À la mémoire de Georges Rodenbach.


Ah oui ! je lui serre la main, et je l’aime et je l’estime ! fit Demeuse avec vivacité… Il vaut mieux que moi… mieux que vous… mieux que tous ceux que je connais…

— Deux ans de prison… faux et usage de faux ! expliqua dédaigneusement le grand Boucart…

Et il fit du pied le geste dont on écrase quelque chenille ou quelque larve.

— Le geste est beau… et symbolique ! goguenarda Demeuse.
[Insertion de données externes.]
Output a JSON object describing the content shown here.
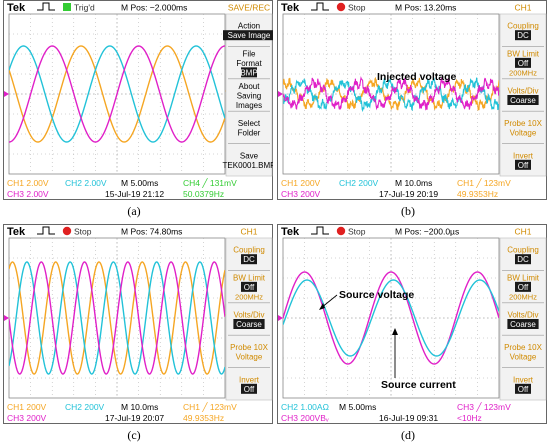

Il te définit bien, mon vieux Boucart : dédain du faible, mépris du vaincu… et par là-dessus, vraie âme des foules, légère, féroce et « jugeant avec son ventre », comme disent les Anglais…

— Est-ce moi qui l’ai condamné ? fit Boucart en haussant les épaules.

— Non, mais tu as pu lire les débats… Ils auraient, pour le moins, dû t’inspirer un grain d’indulgence. Ceux qui, comme moi, connaissent le fond de l’affaire, doivent plus que de l’indulgence : ils doivent de la pitié et de l’estime au pauvre type… Il fut, si l’on veut, follement imprudent… il ne fut pas coupable… Raconter l’histoire, c’est aider à la réhabilitatio…. Et ça vous fera toujours un peu mieux passer votre temps que d’ignobles potins…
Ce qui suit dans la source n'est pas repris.